Nrama: Matt, any plans for perhaps going solo on a book in the future?

Brownfield: Great. The band just got together and already he’s Don Henley. Truthfully, if Matt had something that was really personal or something that he just wanted to fly solo with, I respect that. I’ve already done some things on my own and may have some follow up to at least one thing I did. However, Matt and I have both taken some ideas we’d been working on separately and began to collaborate; we think that we’re a strong team.

Brady: Yeah – that’s pretty much it. Troy and I both have some personal things we’ve been chasing down or working on for a while now, and probably will, but we’ve also decided to put a bunch of our ideas that we’ve had into one large pot and allow the other to pull out something and say, “You know what this needs to really make it pop?”

Plus – at least for me, teaching is – despite what Bill Gates and others may insist – a beyond full-time job. Working with a co-writer is perfect for me both with time and ideas. 

Until I sell out and move to Portland, that is.

Nrama: One last thing — both of you are intimately familiar with the often persnickety nature of online comic book fans. Are either of you at all concerned about the inevitable reaction of people saying that you are only getting published because of connections you've made covering comics? Or maybe worried that press focusing on your backgrounds will overshadow the content of the comic itself?

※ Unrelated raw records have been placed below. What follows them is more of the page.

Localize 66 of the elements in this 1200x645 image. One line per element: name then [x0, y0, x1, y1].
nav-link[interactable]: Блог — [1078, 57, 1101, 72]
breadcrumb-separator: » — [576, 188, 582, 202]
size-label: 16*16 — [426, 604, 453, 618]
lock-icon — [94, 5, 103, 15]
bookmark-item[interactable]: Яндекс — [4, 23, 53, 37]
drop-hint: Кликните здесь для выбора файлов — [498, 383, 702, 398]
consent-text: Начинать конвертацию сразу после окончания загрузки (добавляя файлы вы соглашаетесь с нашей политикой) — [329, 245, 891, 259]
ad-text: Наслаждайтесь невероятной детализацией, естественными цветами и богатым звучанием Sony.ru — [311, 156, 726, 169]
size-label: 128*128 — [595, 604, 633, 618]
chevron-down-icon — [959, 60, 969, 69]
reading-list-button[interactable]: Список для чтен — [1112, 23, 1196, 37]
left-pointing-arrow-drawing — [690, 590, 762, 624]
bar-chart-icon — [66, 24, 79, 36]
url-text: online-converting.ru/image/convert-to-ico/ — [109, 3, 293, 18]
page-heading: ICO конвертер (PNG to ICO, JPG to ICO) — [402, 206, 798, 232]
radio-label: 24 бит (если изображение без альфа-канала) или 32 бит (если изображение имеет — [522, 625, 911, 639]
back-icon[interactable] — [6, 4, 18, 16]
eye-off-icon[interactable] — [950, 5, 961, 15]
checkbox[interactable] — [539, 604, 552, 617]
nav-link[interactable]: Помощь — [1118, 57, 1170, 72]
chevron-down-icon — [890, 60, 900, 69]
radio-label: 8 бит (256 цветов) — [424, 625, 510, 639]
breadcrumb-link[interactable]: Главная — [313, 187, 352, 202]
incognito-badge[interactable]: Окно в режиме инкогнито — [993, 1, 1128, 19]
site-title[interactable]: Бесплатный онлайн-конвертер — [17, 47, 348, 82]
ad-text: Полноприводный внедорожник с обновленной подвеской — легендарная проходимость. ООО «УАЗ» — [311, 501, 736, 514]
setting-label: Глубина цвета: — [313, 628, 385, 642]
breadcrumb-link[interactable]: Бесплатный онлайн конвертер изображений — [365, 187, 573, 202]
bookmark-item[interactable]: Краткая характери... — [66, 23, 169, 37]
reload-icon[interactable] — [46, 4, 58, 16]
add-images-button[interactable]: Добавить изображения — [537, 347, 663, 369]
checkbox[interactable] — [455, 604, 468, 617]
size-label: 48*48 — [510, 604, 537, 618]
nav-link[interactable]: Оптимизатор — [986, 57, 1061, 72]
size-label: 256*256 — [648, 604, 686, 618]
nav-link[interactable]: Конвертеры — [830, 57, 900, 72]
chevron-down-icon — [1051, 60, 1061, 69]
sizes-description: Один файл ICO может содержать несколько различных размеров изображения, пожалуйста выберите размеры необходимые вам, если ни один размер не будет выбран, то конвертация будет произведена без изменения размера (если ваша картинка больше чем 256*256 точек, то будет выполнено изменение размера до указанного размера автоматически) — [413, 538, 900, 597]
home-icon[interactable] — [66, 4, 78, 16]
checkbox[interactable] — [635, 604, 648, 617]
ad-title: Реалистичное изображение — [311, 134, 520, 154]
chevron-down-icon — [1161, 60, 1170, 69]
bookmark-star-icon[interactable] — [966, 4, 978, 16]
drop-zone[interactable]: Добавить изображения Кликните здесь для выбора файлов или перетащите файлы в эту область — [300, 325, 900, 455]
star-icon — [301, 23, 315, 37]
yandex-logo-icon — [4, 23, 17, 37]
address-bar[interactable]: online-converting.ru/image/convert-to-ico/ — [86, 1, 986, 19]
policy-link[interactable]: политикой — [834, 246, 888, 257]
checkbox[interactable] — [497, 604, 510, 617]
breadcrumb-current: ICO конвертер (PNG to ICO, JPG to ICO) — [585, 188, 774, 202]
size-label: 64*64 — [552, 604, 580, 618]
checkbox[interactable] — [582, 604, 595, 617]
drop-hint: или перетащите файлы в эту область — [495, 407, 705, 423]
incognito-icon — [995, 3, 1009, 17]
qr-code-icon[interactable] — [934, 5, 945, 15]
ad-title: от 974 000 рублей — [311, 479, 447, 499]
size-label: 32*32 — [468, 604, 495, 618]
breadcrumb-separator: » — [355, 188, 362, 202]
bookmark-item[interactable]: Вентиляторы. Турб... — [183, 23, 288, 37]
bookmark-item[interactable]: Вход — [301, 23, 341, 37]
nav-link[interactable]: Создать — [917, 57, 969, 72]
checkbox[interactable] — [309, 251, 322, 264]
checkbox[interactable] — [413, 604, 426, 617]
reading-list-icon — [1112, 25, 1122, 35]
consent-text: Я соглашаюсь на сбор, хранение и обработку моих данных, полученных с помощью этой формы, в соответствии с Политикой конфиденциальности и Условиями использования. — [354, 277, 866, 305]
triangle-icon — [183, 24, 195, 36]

Brownfield: I’d say that the majority of fans online are perfectly nice, civil people. If you look at the actual traffic of Newsarama versus the number of posts, many more people read the site than discuss the articles there. Of those that do post, again, the majority are nice and civil; I don’t expect those people to say anything untoward. However, I do expect, and have already seen, some of that reaction that you’re suggesting. And I don’t care. Obviously we got a better crack at this because we’ve put in years working on things. Matt’s a known quantity. I worked for Fangoria Comics, had a book out at Zenescope this year, and so on. That makes sense, because we’ve done work, we know people, and that’s how business happens.

On the other hand, no one is going to give anyone work because somebody gave them a good review once. But you know, people will say what they want to say. Hell, I quit doing Best Shots reviews here six months ago in anticipation of this move, and I still saw a post somewhere with a person asking, “How will this affect Newsarama’s reviews?” There will be probably be some other readers or bloggers out there that will load up the snark, but that’s also to be expected. The fact is that Matt and I worked hard for a long time doing different things related to the field and that, after many years, enabled us to do something cool. I recognize the good fortune in that, and I am grateful for the opportunity.

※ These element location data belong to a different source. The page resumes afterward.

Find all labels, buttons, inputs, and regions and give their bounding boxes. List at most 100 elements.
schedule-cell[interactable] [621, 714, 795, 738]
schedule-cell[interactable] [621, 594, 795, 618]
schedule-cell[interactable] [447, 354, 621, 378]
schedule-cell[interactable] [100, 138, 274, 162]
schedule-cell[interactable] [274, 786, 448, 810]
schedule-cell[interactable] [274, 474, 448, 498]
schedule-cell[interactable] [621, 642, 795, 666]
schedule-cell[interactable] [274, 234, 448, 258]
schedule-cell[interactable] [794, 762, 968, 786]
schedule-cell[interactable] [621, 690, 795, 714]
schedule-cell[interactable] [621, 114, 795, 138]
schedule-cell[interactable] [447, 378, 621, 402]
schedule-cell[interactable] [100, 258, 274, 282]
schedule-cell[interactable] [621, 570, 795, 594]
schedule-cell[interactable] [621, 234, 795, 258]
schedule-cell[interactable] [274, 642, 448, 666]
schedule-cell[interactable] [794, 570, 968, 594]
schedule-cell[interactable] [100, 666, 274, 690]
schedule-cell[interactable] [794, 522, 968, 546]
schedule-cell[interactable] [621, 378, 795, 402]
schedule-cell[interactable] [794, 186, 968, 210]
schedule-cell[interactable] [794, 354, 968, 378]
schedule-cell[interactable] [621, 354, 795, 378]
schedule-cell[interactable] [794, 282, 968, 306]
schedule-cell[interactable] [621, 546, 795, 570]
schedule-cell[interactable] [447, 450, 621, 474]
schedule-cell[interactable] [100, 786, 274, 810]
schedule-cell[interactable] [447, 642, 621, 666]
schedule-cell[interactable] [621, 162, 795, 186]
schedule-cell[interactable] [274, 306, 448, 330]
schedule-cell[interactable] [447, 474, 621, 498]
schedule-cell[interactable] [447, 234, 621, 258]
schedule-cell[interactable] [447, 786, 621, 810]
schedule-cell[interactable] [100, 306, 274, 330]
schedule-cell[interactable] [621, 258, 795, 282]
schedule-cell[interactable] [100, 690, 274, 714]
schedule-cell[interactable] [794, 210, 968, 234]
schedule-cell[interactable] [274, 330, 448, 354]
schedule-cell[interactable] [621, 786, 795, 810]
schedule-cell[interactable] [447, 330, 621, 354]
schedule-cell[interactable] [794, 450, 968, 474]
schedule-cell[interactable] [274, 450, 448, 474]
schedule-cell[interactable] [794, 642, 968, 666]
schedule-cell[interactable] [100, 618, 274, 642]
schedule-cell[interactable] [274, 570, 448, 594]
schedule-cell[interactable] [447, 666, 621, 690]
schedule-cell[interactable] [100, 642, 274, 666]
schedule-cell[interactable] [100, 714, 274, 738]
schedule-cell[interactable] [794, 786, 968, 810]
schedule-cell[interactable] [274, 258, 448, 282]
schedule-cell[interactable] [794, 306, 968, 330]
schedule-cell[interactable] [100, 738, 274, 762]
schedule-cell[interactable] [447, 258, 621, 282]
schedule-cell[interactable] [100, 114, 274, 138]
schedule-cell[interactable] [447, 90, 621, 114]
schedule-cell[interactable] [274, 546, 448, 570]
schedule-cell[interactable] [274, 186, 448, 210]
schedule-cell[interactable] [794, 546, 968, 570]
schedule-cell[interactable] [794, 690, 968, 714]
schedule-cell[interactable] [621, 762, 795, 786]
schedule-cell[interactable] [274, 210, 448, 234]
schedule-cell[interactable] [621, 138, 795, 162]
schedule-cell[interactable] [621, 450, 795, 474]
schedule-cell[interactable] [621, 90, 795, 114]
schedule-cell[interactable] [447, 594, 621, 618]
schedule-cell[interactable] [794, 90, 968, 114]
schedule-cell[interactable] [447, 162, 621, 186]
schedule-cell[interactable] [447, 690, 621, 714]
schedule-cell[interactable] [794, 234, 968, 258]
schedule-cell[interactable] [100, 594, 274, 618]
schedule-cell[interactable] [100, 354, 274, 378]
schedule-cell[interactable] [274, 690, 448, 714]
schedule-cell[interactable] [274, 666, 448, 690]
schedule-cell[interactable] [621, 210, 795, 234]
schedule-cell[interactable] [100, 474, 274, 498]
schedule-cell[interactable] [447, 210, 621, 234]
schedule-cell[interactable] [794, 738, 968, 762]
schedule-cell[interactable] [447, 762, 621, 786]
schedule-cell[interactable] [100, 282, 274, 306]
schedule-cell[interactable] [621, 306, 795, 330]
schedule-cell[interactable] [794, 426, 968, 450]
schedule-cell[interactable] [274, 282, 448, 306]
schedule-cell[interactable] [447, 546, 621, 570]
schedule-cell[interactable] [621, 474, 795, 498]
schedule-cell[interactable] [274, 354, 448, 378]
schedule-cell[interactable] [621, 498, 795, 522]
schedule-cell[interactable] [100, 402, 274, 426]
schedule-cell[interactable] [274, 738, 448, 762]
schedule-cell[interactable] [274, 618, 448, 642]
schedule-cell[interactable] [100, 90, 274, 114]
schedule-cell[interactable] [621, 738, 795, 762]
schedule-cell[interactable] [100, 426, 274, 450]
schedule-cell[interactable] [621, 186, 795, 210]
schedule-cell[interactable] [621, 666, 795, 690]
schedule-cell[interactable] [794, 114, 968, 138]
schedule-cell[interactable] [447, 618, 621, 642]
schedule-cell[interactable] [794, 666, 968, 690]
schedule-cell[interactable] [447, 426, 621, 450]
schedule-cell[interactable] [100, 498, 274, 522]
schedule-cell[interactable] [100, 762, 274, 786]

Brady: You got us Albert – this project is the start of Operation Newsarama Payback. For every 10 articles, a publisher owes me one comic writing gig. By the time this is all over, I’ll have more published at Marvel and DC than Geoff Johns and Brian Bendis combined!

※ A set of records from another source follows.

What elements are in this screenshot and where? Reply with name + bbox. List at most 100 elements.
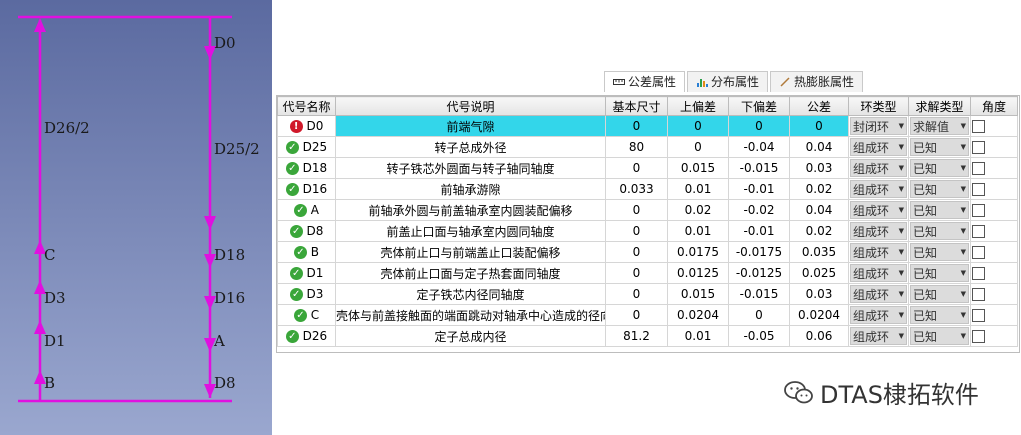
lower-cell[interactable]: -0.015 <box>728 283 790 305</box>
solve-type-select[interactable]: 已知 ▼ <box>910 180 969 198</box>
ring-type-select[interactable]: 组成环 ▼ <box>850 222 907 240</box>
tol-cell[interactable]: 0.025 <box>789 262 849 284</box>
ring-type-select[interactable]: 组成环 ▼ <box>850 243 907 261</box>
nominal-cell[interactable]: 0 <box>605 220 668 242</box>
nominal-cell[interactable]: 0 <box>605 283 668 305</box>
desc-cell[interactable]: 转子铁芯外圆面与转子轴同轴度 <box>335 157 606 179</box>
table-row[interactable]: ✓ D18 转子铁芯外圆面与转子轴同轴度 0 0.015 -0.015 0.03 组成环 ▼ 已… <box>277 157 1018 179</box>
upper-cell[interactable]: 0.015 <box>667 283 729 305</box>
code-cell[interactable]: ! D0 <box>277 115 336 137</box>
desc-cell[interactable]: 前盖止口面与轴承室内圆同轴度 <box>335 220 606 242</box>
tol-cell[interactable]: 0.0204 <box>789 304 849 326</box>
angle-checkbox[interactable] <box>972 288 985 301</box>
header-ring-type[interactable]: 环类型 <box>848 96 909 116</box>
solve-type-select[interactable]: 已知 ▼ <box>910 138 969 156</box>
angle-checkbox[interactable] <box>972 162 985 175</box>
code-cell[interactable]: ✓ D1 <box>277 262 336 284</box>
angle-checkbox[interactable] <box>972 120 985 133</box>
table-row[interactable]: ✓ D25 转子总成外径 80 0 -0.04 0.04 组成环 ▼ 已知 ▼ <box>277 136 1018 158</box>
lower-cell[interactable]: -0.015 <box>728 157 790 179</box>
lower-cell[interactable]: 0 <box>728 304 790 326</box>
lower-cell[interactable]: -0.0175 <box>728 241 790 263</box>
nominal-cell[interactable]: 80 <box>605 136 668 158</box>
header-upper[interactable]: 上偏差 <box>667 96 729 116</box>
upper-cell[interactable]: 0.02 <box>667 199 729 221</box>
desc-cell[interactable]: 壳体前止口面与定子热套面同轴度 <box>335 262 606 284</box>
header-tol[interactable]: 公差 <box>789 96 849 116</box>
upper-cell[interactable]: 0.0125 <box>667 262 729 284</box>
lower-cell[interactable]: -0.05 <box>728 325 790 347</box>
code-cell[interactable]: ✓ D18 <box>277 157 336 179</box>
angle-checkbox[interactable] <box>972 246 985 259</box>
angle-checkbox[interactable] <box>972 267 985 280</box>
nominal-cell[interactable]: 0 <box>605 199 668 221</box>
lower-cell[interactable]: -0.01 <box>728 220 790 242</box>
desc-cell[interactable]: 转子总成外径 <box>335 136 606 158</box>
header-nominal[interactable]: 基本尺寸 <box>605 96 668 116</box>
ring-type-select[interactable]: 组成环 ▼ <box>850 306 907 324</box>
solve-type-select[interactable]: 已知 ▼ <box>910 201 969 219</box>
desc-cell[interactable]: 定子铁芯内径同轴度 <box>335 283 606 305</box>
nominal-cell[interactable]: 0 <box>605 157 668 179</box>
nominal-cell[interactable]: 0 <box>605 262 668 284</box>
ring-type-select[interactable]: 组成环 ▼ <box>850 180 907 198</box>
nominal-cell[interactable]: 0 <box>605 115 668 137</box>
solve-type-select[interactable]: 已知 ▼ <box>910 285 969 303</box>
nominal-cell[interactable]: 0.033 <box>605 178 668 200</box>
solve-type-select[interactable]: 已知 ▼ <box>910 222 969 240</box>
tol-cell[interactable]: 0.03 <box>789 283 849 305</box>
ring-type-select[interactable]: 组成环 ▼ <box>850 201 907 219</box>
code-cell[interactable]: ✓ B <box>277 241 336 263</box>
upper-cell[interactable]: 0 <box>667 136 729 158</box>
solve-type-select[interactable]: 已知 ▼ <box>910 327 969 345</box>
upper-cell[interactable]: 0 <box>667 115 729 137</box>
code-cell[interactable]: ✓ D16 <box>277 178 336 200</box>
table-row[interactable]: ✓ D1 壳体前止口面与定子热套面同轴度 0 0.0125 -0.0125 0.025 组成… <box>277 262 1018 284</box>
lower-cell[interactable]: -0.04 <box>728 136 790 158</box>
desc-cell[interactable]: 壳体与前盖接触面的端面跳动对轴承中心造成的径向偏差 <box>335 304 606 326</box>
ring-type-select[interactable]: 封闭环 ▼ <box>850 117 907 135</box>
table-row[interactable]: ✓ D3 定子铁芯内径同轴度 0 0.015 -0.015 0.03 组成环 ▼ 已知 ▼ <box>277 283 1018 305</box>
header-lower[interactable]: 下偏差 <box>728 96 790 116</box>
tol-cell[interactable]: 0.06 <box>789 325 849 347</box>
nominal-cell[interactable]: 0 <box>605 241 668 263</box>
tol-cell[interactable]: 0.03 <box>789 157 849 179</box>
tol-cell[interactable]: 0.04 <box>789 199 849 221</box>
header-desc[interactable]: 代号说明 <box>335 96 606 116</box>
table-row[interactable]: ✓ A 前轴承外圆与前盖轴承室内圆装配偏移 0 0.02 -0.02 0.04 组成环 ▼ 已知… <box>277 199 1018 221</box>
table-row[interactable]: ✓ D8 前盖止口面与轴承室内圆同轴度 0 0.01 -0.01 0.02 组成环 ▼ 已知 ▼ <box>277 220 1018 242</box>
tol-cell[interactable]: 0 <box>789 115 849 137</box>
tol-cell[interactable]: 0.02 <box>789 220 849 242</box>
desc-cell[interactable]: 前轴承外圆与前盖轴承室内圆装配偏移 <box>335 199 606 221</box>
ring-type-select[interactable]: 组成环 ▼ <box>850 159 907 177</box>
desc-cell[interactable]: 壳体前止口与前端盖止口装配偏移 <box>335 241 606 263</box>
ring-type-select[interactable]: 组成环 ▼ <box>850 327 907 345</box>
solve-type-select[interactable]: 已知 ▼ <box>910 264 969 282</box>
code-cell[interactable]: ✓ D3 <box>277 283 336 305</box>
upper-cell[interactable]: 0.0175 <box>667 241 729 263</box>
upper-cell[interactable]: 0.01 <box>667 325 729 347</box>
tol-cell[interactable]: 0.04 <box>789 136 849 158</box>
code-cell[interactable]: ✓ D26 <box>277 325 336 347</box>
tab-distribution[interactable]: 分布属性 <box>687 71 769 92</box>
angle-checkbox[interactable] <box>972 183 985 196</box>
ring-type-select[interactable]: 组成环 ▼ <box>850 138 907 156</box>
upper-cell[interactable]: 0.01 <box>667 178 729 200</box>
upper-cell[interactable]: 0.01 <box>667 220 729 242</box>
lower-cell[interactable]: 0 <box>728 115 790 137</box>
table-row[interactable]: ✓ C壳体与前盖接触面的端面跳动对轴承中心造成的径向偏差00.020400.02… <box>277 304 1018 326</box>
angle-checkbox[interactable] <box>972 204 985 217</box>
code-cell[interactable]: ✓ C <box>277 304 336 326</box>
table-row[interactable]: ✓ B 壳体前止口与前端盖止口装配偏移 0 0.0175 -0.0175 0.035 组成环… <box>277 241 1018 263</box>
ring-type-select[interactable]: 组成环 ▼ <box>850 264 907 282</box>
desc-cell[interactable]: 前轴承游隙 <box>335 178 606 200</box>
upper-cell[interactable]: 0.015 <box>667 157 729 179</box>
angle-checkbox[interactable] <box>972 309 985 322</box>
upper-cell[interactable]: 0.0204 <box>667 304 729 326</box>
nominal-cell[interactable]: 81.2 <box>605 325 668 347</box>
tol-cell[interactable]: 0.02 <box>789 178 849 200</box>
lower-cell[interactable]: -0.02 <box>728 199 790 221</box>
header-code[interactable]: 代号名称 <box>277 96 336 116</box>
desc-cell[interactable]: 前端气隙 <box>335 115 606 137</box>
ring-type-select[interactable]: 组成环 ▼ <box>850 285 907 303</box>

But seriously – to say I’m not anticipating that response you mentioned would be lying on my part, but there are a couple of qualifiers. For one, I was involved in comics, actively and daily from ’94 to 2009. You do make friends. During that time, the industry virtually collapsed and shook off people who didn’t know what they were doing, or weren’t good at what they were doing. A lot of the people that I’m still friends with in the industry, I’m going to be friends with for the rest of my life, no matter what – there’s 
a survivor mentality with a lot of us.

But just being friends doesn’t cut it, especially in today’s market. Regardless of what good friends you are, just being pals with the publisher doesn’t automatically get them to take a several-thousand dollar gamble on publishing your story. 

At the end of the day, all I can do is hope that people pick up the Annual because they like Buck Rogers, and perhaps are a little curious to see what Troy and I can do when we cross the line to the other side of comics. We think we wrote a great story that looks at Buck from a different angle, and hopefully readers will too.